Run
I've been bugging the shit out of partners at my firm for a rotation in the DC office for 6 - 8 months now. Its where all the important people are, interpreting new laws, setting firm positions, talking to legislators about policy -- essentially you get sent to the DC office for 2-3 years to cut your teeth with the best in the industry. These are the guys/gals that get tapped to come into government as advisors, help draft new laws, and then come back to the firm to make a boat load of cash advising businesses on how to navigate the new laws.
I didn't think it was really going to happen and, well, now I've got 3 interviews scheduled. I've always felt a bit of imposter syndrome. I nearly dropped out of high school, only started college for the financial aid checks, and never expected to graduate. But I did, got the job I was running around telling everyone I was going to get (including my mother in law; we still laugh about how if a guy like me back then showed up at my door to ask for my daughter's hand I'd pull out my shotgun). Fast forward, I'm 30 and I still walk around my neighborhood thinking, "how TF did I even get here?" And now this new opportunity.
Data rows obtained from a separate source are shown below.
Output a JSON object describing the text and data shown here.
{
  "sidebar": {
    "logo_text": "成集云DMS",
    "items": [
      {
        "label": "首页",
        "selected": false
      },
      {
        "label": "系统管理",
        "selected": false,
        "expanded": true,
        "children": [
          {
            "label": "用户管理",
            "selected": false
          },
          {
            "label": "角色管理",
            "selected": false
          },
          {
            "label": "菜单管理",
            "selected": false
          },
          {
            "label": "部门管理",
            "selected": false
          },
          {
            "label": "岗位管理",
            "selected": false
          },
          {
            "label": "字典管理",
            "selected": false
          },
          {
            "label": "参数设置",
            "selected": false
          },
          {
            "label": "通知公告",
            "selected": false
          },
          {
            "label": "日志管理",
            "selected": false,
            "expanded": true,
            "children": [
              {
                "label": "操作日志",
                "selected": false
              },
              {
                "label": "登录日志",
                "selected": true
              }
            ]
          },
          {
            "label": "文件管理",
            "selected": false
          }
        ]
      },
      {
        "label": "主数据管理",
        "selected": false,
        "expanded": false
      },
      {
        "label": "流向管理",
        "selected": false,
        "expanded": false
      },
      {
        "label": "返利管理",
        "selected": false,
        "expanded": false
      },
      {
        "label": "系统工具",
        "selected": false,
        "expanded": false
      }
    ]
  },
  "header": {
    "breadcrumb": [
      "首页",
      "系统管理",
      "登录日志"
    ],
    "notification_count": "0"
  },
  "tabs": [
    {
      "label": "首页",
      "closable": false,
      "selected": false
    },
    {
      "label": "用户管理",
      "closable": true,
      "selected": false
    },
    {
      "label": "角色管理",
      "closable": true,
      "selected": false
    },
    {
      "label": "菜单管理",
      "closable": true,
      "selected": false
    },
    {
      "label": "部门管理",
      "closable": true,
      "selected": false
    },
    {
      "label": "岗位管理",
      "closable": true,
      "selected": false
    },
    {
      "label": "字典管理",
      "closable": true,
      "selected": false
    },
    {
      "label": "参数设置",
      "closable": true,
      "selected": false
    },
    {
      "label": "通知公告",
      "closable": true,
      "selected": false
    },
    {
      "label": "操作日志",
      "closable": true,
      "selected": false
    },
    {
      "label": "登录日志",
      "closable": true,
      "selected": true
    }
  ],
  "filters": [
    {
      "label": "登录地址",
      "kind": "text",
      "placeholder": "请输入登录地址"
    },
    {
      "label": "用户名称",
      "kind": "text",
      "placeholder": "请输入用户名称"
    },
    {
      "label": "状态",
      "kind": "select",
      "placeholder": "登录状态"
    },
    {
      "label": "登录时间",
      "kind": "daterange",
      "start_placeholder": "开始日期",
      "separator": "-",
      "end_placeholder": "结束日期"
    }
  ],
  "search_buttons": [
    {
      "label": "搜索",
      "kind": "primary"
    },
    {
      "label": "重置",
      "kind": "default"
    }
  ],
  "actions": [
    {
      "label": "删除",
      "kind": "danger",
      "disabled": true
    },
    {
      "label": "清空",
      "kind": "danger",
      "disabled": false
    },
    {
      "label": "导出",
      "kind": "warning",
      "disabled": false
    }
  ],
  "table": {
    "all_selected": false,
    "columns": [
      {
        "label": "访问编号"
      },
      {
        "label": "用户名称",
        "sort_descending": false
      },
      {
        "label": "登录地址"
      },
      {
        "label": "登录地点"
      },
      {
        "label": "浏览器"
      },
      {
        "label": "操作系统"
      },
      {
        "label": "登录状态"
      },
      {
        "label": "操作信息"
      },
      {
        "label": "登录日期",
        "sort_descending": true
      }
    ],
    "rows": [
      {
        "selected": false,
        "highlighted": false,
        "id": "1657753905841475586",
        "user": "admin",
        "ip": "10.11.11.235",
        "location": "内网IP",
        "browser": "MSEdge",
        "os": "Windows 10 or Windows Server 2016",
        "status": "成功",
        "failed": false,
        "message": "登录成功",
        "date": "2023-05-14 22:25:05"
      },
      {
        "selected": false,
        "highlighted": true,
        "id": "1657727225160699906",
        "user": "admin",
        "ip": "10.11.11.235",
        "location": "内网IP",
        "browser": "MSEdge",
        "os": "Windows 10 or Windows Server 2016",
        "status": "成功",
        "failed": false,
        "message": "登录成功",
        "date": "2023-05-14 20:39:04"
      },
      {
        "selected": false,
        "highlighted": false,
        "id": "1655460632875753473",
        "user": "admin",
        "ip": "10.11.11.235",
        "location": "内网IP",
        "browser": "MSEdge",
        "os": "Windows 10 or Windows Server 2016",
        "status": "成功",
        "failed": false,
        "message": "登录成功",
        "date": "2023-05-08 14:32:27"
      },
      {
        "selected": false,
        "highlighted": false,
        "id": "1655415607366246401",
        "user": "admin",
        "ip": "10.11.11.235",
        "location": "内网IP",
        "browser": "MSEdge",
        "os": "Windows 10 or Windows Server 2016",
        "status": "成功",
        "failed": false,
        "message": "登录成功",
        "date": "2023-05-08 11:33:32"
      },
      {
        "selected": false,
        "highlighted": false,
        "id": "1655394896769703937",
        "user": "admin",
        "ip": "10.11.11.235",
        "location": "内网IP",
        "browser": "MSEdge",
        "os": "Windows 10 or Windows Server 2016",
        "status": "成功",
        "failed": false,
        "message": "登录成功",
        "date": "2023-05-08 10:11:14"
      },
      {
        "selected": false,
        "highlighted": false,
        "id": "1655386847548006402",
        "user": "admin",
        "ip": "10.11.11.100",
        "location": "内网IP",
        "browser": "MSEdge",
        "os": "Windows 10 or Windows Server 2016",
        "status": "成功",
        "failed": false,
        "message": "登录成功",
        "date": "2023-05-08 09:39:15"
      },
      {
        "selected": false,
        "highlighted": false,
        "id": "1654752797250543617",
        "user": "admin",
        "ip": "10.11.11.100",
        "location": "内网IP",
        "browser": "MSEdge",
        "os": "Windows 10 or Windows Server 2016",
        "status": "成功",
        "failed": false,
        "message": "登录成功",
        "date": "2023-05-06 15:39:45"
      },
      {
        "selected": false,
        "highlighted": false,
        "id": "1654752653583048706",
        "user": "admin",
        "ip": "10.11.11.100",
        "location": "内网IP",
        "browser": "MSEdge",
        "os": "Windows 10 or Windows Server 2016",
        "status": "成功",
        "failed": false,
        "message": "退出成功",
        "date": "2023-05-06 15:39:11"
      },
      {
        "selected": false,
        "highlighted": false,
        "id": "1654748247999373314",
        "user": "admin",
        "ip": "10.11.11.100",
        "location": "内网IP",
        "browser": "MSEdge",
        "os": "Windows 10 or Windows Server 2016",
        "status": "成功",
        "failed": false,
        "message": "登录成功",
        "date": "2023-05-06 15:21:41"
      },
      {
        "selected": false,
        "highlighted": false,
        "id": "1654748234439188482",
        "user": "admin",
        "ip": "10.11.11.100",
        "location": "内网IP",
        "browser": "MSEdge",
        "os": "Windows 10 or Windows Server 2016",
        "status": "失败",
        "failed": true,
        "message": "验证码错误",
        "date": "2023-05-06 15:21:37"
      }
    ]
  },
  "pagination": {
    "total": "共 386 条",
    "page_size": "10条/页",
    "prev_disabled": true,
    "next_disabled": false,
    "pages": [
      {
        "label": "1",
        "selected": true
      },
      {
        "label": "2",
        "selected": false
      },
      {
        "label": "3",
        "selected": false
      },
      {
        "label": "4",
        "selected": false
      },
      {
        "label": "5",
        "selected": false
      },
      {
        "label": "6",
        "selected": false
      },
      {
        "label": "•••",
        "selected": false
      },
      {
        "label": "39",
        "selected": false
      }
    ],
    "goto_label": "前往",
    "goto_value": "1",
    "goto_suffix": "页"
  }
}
What's really strange about it all is that I can't embrace any of it - I've tried. None of it means anything. Its like I could care less because it feels fake, like I don't deserve it or I'm already several magnitudes over what should have been my max. I've been thinking a lot about this lately and have come to the realization that what I'm looking for is (oddly enough) a breaking point. I'm not talented or "special" and I'm definitely never the smartest person in the room and never have been. I do work hard though and that has carried me a very long distance from where I started. I should be grateful or even happy about how my life has turned out but instead I'm constantly looking over my shoulder expecting "them" (idk?) to realize one day that I don't actually belong there and rip it all away. I feel like I need to push as far as I can to get as close to the top of the building as possible before security catches me and sends me back down to the ground level.